A l'approche de Jérusalem. Brigitte se demanda si elle prendrait gîte au couvent des Mineurs, bâti en 1333 sur la montagne dé Sion, ou à l'hospice des pèlerins. Elle aurait bien aimé résider sur la Montagne sainte, dans le voisinage des fils de son Père séraphique saint François, qui l'auraient certainement reçue avec empressement ; mais, d'autre part, elle ne renonçait pas volontiers à son habitude de vivre au milieu des pauvres de Jésus-Christ. La Mère de Dieu dissipa ses hésitations en l'engageant à faire choix du logis des pèlerins, pour ne pas scandaliser les gens pieux, et ne pas donner aux méchants l'occasion de faire des jugements téméraires (Révélations VII, 17.).
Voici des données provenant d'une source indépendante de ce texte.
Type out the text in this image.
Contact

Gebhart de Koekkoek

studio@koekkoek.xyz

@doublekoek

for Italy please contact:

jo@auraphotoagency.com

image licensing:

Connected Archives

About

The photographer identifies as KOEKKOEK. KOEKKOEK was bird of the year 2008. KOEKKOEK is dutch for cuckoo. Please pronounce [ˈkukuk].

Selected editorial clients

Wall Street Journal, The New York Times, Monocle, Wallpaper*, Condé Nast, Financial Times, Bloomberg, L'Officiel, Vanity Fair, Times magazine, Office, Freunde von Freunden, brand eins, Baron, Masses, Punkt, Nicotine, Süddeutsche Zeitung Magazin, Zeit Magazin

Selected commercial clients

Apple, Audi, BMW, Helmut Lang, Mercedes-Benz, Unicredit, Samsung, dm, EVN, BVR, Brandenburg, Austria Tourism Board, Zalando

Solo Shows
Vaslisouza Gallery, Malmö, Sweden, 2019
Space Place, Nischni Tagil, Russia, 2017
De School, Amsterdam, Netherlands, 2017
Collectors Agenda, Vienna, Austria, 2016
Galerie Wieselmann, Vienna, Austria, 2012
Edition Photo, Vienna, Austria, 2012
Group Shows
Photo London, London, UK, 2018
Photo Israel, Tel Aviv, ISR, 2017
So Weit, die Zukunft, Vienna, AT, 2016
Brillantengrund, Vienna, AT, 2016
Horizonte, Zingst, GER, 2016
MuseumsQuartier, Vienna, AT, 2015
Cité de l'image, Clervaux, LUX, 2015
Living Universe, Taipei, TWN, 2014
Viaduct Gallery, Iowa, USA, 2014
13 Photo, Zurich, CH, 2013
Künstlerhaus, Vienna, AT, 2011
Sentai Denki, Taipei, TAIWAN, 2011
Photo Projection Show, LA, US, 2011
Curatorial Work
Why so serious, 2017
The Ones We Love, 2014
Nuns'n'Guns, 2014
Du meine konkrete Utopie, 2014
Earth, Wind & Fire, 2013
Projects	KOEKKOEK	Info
Nos pèlerins arrivèrent devant Jérusalem la veille de la fête de l'Ascension de Notre-Seigneur. Du côté où ils l'abordaient, ils aperçurent la ville de Dieu à une distance de dix minutes et la saluèrent avec une joie et une piété profondes.
La pensée qui absorbe surtout les cœurs chrétiens à Jérusalem, c'est celle de la Passion du divin Sauveur. Le souvenir du mystère d'amour qui s'accomplit au cénacle, le bruit du tonnerre qui ébranla, ses murs au jour de la Pentecôte, lorsque le Saint-Esprit descendit sous forme de langues de feu sur les Apôtres en prière, la pensée de la glorieuse Ascension du Rédempteur sur le mont des Oliviers, tout disparaît devant le souvenir unique des souffrances amères et de la mort ignominieuse de Notre-Seigneur sur la croix. Combien la vue des principaux lieux de la Palestine dut augmenter dans l'âme de Brigitte son amour pour le Sauveur souffrant ! Cet amour, qu'enfant elle avait ressenti soixante ans auparavant, en considérant, du fond de la Scandinavie, les douleurs et les plaies du Rédempteur, devait à présent atteindre à son apogée.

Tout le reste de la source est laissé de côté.